The Accidental Locavore & Hot Italians: Charcutepalooza June Challenge

The Accidental Locavore's friend Carol commented recently that not everyone knows what chacuterie is. Charcuterie is the art or business of preserving meat. Whether you realize it or not, you've been eating it since you were a kid. If you've ever had a bologna sandwich, a hot dog, or bacon, you've had charcuterie. It evolved from farmers who, when they butchered an animal, needed to use the whole thing and make it last. Hams, sausages, salamis and smoked meats are all examples of charcuterie.

This month's Charcutepalooza challenge was "stuffing". The Accidental Locavore stuffed her merguez last month, so with that experience under her belt, it was on to more sausage. When we were in Nice, my husband had a delicious, local, small pork sausage, saucisse Perrugina, and that was what I wanted to make. You would think in this Internet age, finding a recipe for them would be easy. Not true. Google search, not much luck. Every charcuterie cookbook, nope. Every French (and Mediterranean) cookbook, same result. A couple of Twitter requests, nope. Even my heroes at D'Artagnan came up empty-handed (wrong area of France).
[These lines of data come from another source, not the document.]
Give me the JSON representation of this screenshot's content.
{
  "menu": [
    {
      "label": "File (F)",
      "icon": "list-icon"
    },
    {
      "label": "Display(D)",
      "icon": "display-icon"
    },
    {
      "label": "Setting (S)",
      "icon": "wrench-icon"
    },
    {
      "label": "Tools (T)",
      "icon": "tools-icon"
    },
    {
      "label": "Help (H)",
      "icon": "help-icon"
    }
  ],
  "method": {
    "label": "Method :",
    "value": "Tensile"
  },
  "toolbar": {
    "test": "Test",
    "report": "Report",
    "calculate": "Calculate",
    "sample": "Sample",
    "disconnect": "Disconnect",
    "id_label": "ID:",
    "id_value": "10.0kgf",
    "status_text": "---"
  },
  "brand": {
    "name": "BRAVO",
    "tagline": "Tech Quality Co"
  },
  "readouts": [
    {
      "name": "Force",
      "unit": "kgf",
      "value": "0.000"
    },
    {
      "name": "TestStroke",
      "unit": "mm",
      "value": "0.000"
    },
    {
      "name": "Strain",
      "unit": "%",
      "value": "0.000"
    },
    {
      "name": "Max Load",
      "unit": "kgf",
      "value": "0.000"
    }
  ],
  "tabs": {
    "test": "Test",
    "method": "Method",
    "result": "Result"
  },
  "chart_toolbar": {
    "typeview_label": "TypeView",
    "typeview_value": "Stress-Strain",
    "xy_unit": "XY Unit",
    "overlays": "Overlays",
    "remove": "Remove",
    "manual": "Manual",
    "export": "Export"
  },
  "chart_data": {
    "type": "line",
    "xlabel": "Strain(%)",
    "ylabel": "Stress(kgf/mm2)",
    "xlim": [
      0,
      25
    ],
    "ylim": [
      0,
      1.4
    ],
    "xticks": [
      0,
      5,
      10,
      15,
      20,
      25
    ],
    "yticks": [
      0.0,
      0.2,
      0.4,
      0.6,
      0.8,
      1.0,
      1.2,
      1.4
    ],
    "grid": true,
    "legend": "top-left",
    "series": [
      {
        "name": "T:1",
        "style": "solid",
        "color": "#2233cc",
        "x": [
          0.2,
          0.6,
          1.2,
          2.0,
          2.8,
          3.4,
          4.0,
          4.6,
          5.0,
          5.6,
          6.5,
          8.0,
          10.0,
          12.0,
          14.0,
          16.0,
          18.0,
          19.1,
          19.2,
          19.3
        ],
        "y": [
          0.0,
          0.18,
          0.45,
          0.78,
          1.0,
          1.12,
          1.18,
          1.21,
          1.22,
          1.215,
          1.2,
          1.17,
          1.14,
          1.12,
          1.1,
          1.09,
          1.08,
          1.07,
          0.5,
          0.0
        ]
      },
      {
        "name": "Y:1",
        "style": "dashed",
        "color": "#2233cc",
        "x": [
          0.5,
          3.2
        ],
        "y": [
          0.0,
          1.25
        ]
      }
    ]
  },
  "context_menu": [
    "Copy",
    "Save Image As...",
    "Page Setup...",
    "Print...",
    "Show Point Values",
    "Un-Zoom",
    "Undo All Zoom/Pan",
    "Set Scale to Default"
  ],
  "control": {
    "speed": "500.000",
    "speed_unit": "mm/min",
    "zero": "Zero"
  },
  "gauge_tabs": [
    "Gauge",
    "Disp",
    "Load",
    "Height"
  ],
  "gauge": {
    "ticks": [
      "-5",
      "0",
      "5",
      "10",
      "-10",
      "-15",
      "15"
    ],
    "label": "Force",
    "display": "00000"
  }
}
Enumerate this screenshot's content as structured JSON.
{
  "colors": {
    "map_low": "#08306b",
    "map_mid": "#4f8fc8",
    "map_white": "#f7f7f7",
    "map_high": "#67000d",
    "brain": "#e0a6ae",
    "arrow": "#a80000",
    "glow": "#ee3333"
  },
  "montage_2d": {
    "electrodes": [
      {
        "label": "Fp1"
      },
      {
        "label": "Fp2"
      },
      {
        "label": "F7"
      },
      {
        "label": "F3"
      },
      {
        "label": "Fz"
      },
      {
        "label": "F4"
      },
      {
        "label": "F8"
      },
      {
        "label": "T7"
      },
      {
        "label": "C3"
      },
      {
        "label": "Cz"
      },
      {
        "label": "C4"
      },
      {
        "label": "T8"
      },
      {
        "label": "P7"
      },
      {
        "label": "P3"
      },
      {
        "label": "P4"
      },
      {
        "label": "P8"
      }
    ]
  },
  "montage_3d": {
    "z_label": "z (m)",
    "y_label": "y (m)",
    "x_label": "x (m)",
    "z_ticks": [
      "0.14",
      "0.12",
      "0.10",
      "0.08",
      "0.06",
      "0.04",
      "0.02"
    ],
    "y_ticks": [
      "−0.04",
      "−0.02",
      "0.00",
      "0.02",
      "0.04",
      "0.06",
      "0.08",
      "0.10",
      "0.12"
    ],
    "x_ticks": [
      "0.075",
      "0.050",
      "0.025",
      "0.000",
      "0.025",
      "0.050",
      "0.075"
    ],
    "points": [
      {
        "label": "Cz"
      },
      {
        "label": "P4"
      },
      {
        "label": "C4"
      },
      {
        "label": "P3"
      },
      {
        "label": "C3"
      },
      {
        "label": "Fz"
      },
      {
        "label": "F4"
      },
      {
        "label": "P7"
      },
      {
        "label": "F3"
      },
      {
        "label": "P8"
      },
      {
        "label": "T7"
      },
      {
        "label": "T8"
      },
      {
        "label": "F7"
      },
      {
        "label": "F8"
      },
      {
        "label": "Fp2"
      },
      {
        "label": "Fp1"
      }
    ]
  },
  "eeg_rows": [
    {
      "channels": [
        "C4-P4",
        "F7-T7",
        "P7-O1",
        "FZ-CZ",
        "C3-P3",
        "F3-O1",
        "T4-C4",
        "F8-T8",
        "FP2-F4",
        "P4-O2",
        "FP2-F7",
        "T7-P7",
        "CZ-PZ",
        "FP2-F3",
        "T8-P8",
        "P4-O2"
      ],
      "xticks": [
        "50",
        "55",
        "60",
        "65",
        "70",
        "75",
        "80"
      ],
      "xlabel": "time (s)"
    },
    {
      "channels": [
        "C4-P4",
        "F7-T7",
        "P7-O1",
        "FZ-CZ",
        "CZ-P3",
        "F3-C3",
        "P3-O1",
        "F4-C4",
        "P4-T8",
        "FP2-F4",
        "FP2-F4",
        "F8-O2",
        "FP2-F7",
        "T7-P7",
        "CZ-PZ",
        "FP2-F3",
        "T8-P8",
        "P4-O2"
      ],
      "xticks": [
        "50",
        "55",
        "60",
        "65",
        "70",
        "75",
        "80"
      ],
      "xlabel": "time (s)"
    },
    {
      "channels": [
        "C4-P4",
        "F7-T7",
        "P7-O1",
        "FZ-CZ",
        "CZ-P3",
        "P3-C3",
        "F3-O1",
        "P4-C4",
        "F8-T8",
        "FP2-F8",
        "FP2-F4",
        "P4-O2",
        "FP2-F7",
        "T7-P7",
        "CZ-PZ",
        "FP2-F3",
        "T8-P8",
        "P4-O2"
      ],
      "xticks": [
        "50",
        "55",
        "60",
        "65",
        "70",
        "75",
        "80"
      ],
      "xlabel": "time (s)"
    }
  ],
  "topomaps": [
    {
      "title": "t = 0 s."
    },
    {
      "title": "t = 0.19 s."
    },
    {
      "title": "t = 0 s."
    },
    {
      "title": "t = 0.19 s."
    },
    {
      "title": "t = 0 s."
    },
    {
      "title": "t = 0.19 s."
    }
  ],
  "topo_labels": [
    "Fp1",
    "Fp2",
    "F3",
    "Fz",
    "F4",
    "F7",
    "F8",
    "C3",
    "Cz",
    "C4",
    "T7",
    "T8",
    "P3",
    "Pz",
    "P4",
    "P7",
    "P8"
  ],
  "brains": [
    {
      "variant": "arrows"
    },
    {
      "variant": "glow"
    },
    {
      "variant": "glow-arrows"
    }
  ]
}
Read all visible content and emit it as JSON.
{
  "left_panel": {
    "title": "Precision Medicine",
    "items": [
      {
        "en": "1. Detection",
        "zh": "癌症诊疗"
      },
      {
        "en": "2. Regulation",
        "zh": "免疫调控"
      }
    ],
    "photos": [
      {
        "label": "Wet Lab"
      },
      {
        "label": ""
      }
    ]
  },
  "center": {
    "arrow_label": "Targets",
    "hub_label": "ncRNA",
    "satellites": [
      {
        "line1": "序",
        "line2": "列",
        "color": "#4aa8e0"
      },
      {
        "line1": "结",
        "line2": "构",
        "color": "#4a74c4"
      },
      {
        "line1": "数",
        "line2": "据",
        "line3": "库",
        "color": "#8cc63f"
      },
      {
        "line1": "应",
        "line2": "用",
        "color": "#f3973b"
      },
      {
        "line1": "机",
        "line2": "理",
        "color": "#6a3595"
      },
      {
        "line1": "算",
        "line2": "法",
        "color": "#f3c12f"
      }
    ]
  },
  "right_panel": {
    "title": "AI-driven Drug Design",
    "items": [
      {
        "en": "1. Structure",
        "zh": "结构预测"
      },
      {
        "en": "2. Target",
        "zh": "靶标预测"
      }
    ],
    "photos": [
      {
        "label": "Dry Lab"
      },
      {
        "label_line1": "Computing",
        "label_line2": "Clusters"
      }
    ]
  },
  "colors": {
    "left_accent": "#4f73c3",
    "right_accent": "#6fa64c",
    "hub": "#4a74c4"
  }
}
While I had the multiple charcuterie books out, I asked my husband (he does have to eat this stuff too), what he wanted. "Hot Italian sausages". Hot Italian sausages it was. After using the tiny sheep's casings for my merguez, stuffing into the larger hog casings was so much easier!Accidental Locavore Moe's Pizza

So how were the hot Italians? Delicious, but according to my husband, not hot enough. The Accidental Locavore liked them because they packed a little heat, but didn't overwhelm the rest of the dish. The grind was good and the addition of basil and oregano from my garden (finally) kept it local and fresh. We put them on a four cheese pizza (more about that later) and they gave it just the kick it needed.

And the saucisse Perrugina? Still would love to find a recipe for them. Anyone out there have one?